Clearly mystified by the utter strangeness of this place, Dante questions some inhabitants further and discovers the most disturbing aspect of their fate: While he sees their souls before him lodged in the frozen lake, they reveal they are still alive on earth, their bodies inhabited by demons. When he is informed that Branca d’Oria, a traitor who murdered his own father-in-law after inviting him to a banquet, is one of the entrapped souls, Dante is incredulous: “‘I think,’ I said to him, ‘you're fooling me. For Branca d’Oria is not yet dead: he eats and drinks and sleeps and puts on clothes.’” Dante’s discourse on the fate of the traitor is strikingly brash: d’Oria is a real person, still alive at the time Dante wrote “The Inferno.”

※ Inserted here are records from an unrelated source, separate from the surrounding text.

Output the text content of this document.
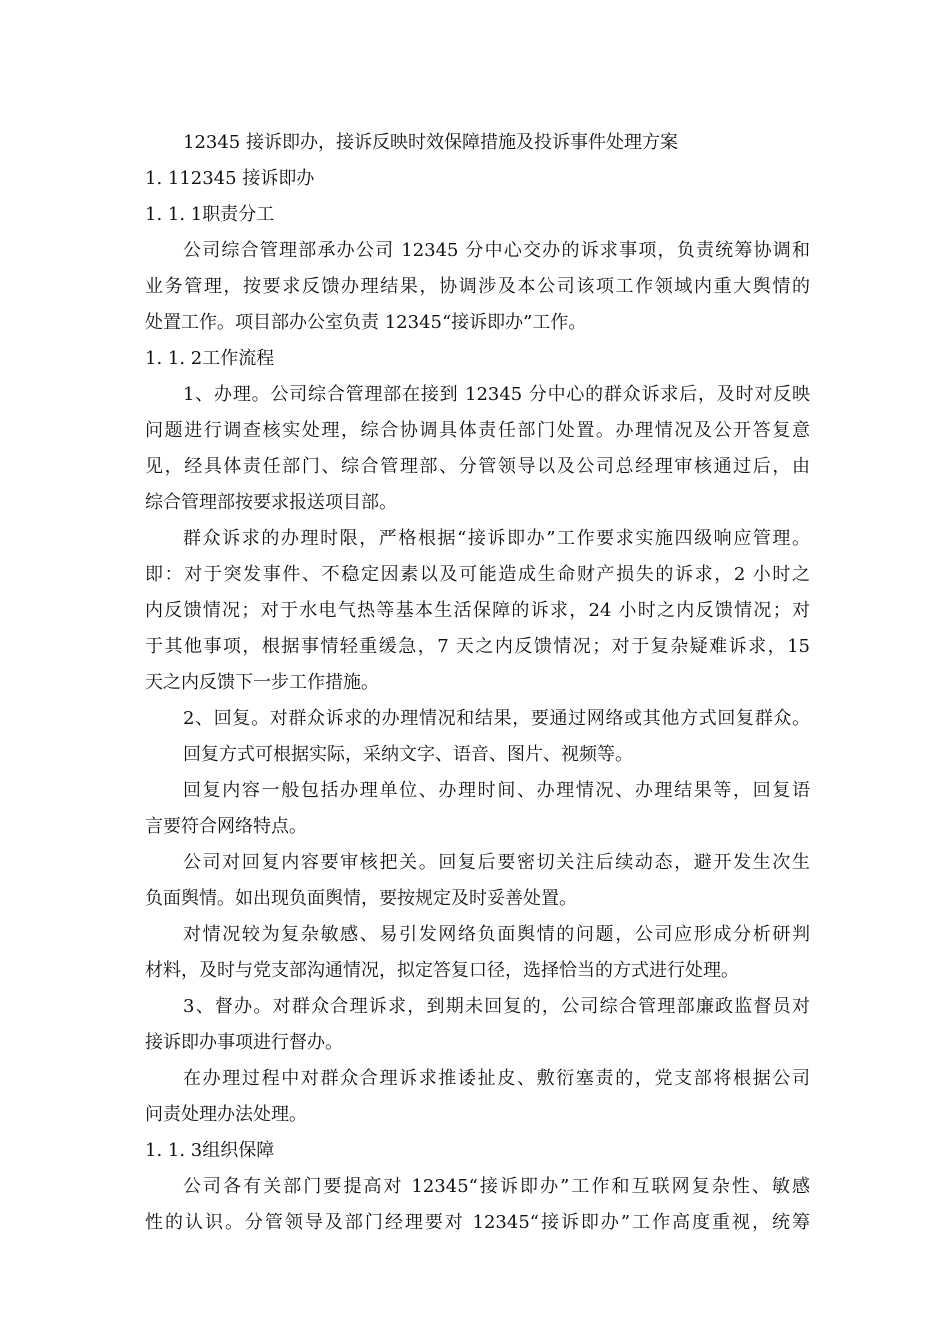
12345 接诉即办，接诉反映时效保障措施及投诉事件处理方案
1. 112345 接诉即办
1. 1. 1职责分工
公司综合管理部承办公司 12345 分中心交办的诉求事项，负责统筹协调和
业务管理，按要求反馈办理结果，协调涉及本公司该项工作领域内重大舆情的
处置工作。项目部办公室负责 12345“接诉即办”工作。
1. 1. 2工作流程
1、办理。公司综合管理部在接到 12345 分中心的群众诉求后，及时对反映
问题进行调查核实处理，综合协调具体责任部门处置。办理情况及公开答复意
见，经具体责任部门、综合管理部、分管领导以及公司总经理审核通过后，由
综合管理部按要求报送项目部。
群众诉求的办理时限，严格根据“接诉即办”工作要求实施四级响应管理。
即：对于突发事件、不稳定因素以及可能造成生命财产损失的诉求，2 小时之
内反馈情况；对于水电气热等基本生活保障的诉求，24 小时之内反馈情况；对
于其他事项，根据事情轻重缓急，7 天之内反馈情况；对于复杂疑难诉求，15
天之内反馈下一步工作措施。
2、回复。对群众诉求的办理情况和结果，要通过网络或其他方式回复群众。
回复方式可根据实际，采纳文字、语音、图片、视频等。
回复内容一般包括办理单位、办理时间、办理情况、办理结果等，回复语
言要符合网络特点。
公司对回复内容要审核把关。回复后要密切关注后续动态，避开发生次生
负面舆情。如出现负面舆情，要按规定及时妥善处置。
对情况较为复杂敏感、易引发网络负面舆情的问题，公司应形成分析研判
材料，及时与党支部沟通情况，拟定答复口径，选择恰当的方式进行处理。
3、督办。对群众合理诉求，到期未回复的，公司综合管理部廉政监督员对
接诉即办事项进行督办。
在办理过程中对群众合理诉求推诿扯皮、敷衍塞责的，党支部将根据公司
问责处理办法处理。
1. 1. 3组织保障
公司各有关部门要提高对 12345“接诉即办”工作和互联网复杂性、敏感
性的认识。分管领导及部门经理要对 12345“接诉即办”工作高度重视，统筹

Dante views traitors as bodies without souls, acting much like anyone else, but bereft of any humanity. Lying, greed, envy, murder and all further sins punished in the other level of hell combined with a breach of trust defined and doomed the traitors whose souls are trapped in hell’s lowest level. Dante had the courage and effrontery to condemn infamous living traitors — naming names and challenging the powerful — but the justice meted out was merely poetic in nature. Dante passed away in 1321; d’Oria (or perhaps just his demon-filled corpse) died four years later, made wealthy by his father-in-law’s fortune. Poetry definitely has its place, but when it comes to punishing our current crop of traitors we’re better off looking to courts, special counsels and Congressional investigations. Traitors, and their zombie supporters, would do well to load up on more brains.

The views expressed in this column are those of the author and not necessarily those of The Observer.